Statistical data analysis was performed using IBM SPSS Statistics Version 20. For the implementation of fuzzy c-means clustering, the Fuzzy logic toolbox of MATLAB R20126 was used as well as the clustering GUI tool.
Results
Table 1 illustrates the cluster centres with k-means and fuzzy c-means clustering (total sample) and k-means clustering (half samples 1 and 2) for the overall scale constructed by both summing up and averaging the items. The locations of the cluster centres differ only slightly between the various analyses. In all cases of k-means clustering, analysis of variance, used only for descriptive purposes, resulted in significantly different mean values between the five groups. These results indicate that the proposed solution is stable.
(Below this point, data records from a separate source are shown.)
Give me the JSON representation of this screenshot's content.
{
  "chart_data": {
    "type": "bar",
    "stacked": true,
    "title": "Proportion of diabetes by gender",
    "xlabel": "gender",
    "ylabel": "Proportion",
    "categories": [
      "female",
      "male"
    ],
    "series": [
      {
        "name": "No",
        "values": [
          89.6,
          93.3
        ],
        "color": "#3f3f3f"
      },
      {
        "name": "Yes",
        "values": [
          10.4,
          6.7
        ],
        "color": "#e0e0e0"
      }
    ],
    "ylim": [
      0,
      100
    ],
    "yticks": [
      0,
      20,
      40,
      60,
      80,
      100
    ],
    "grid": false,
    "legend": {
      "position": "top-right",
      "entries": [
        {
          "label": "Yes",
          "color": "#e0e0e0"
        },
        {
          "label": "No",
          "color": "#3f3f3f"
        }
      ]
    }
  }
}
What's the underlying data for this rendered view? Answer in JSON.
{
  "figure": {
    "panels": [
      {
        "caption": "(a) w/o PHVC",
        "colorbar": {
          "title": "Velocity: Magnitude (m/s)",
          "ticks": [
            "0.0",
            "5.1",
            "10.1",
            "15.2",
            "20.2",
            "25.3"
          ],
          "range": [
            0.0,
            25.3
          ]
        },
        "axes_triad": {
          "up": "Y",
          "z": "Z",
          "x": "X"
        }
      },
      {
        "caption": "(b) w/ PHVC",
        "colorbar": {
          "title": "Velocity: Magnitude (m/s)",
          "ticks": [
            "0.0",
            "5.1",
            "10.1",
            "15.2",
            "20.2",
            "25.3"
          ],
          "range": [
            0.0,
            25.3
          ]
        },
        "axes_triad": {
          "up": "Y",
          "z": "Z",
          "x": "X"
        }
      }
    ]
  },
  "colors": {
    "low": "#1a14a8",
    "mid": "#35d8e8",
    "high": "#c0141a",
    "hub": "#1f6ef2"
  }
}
Cluster centres for a given number of clusters (=five) with k-means and fuzzy c-means
The method of constructing the overall scale measuring xenophobia and the range of raw scores are presented in parentheses: S = summing up the items; A = averaging the items.
Table 2 presents a more analytical brief demographic and social “profile” of the transformed raw scale scores using k-means clustering. As shown, age, education, self-rated political orientation and church attendance frequency play a central role in the formation of xenophobic and non-xenophobic attitudes towards the “other”. The respondents demonstrating xenophobic attitudes are older, less educated, attending church and with rightwing political inclinations, confirming relevant empirical results and theory (Eurobarometer, 1989; Thalhammer et al., 2001; Welch et al., 2007). Therefore, the proposed clustering solution classifies scores in a meaningful way, differentiating well the xenophobic from the non-xenophobic respondents, and thus providing a concise “profile” of scale scores, consistent with the three indicators of xenophobia.
The demographic and social “profile” of the Likert scale measuring xenophobia transformed raw scores using k-means clustering
*N=1,088; **N=1,018; a N=1,073; b N=1,090. The raw scores of the overall scale measuring xenophobia constructed by both summing up and averaging the items were transformed as follows: 16-30 = 1; 31-40 = 2; 41-50 = 3; 51-60 = 4; 61-75 = 5 and 1.07-2.00 = 1; 2.01-2.67 = 2; 2.68-3.34 = 3; 3.35-4.00 = 4; 4.01-5 = 5. All the cross-tabulation results are significant at p < .001.
Conclusions
Likert scaling is central to attitude measurement in social survey research. The present article aims to present a new method for transforming Likert scale (or subscales) raw scores. Having ascertained the psychometric properties of the overall scale (or subscales), the proposed method can easily be applied to construct a transformed single overall scale (or subscales) that provides a more concise interpretation of raw scores, preserving the original scoring as is the case in most explanatory social research situations.
The proposed method is demonstrated on a Likert scale that was used in a large-scale sample survey for measuring xenophobia. Transforming the raw scale scores by applying k-means clustering showed that scores are classified in meaningful groupings that differentiate well the xenophobic from the non-xenophobic respondents, thus providing a concise “profile” of scale scores, consistent with three indicators of xenophobia. Based on these groupings, a detailed demographic and social “profile” of raw scale scores was obtained, consistent with theory.
This article contributes to the growing number of studies on measuring social phenomena by demonstrating how k-means clustering may easily be applied in transforming Likert scale (or subscales) raw scores to facilitate interpretation by providing a more concise and meaningful ‘profile’ of raw scores especially the negative and positive ends of the scale for evaluation and social policy purposes (for example towards immigration).
Footnotes
Acknowledgement
Grateful acknowledgement is made to Professor Clive Richardson for his comments.
Declaration of Conflicting Interests
The author(s) declared no potential conflicts of interest with respect to the research, authorship, and/or publication of this article.
Funding
The author(s) received no financial support for the research, authorship, and/or publication of this article.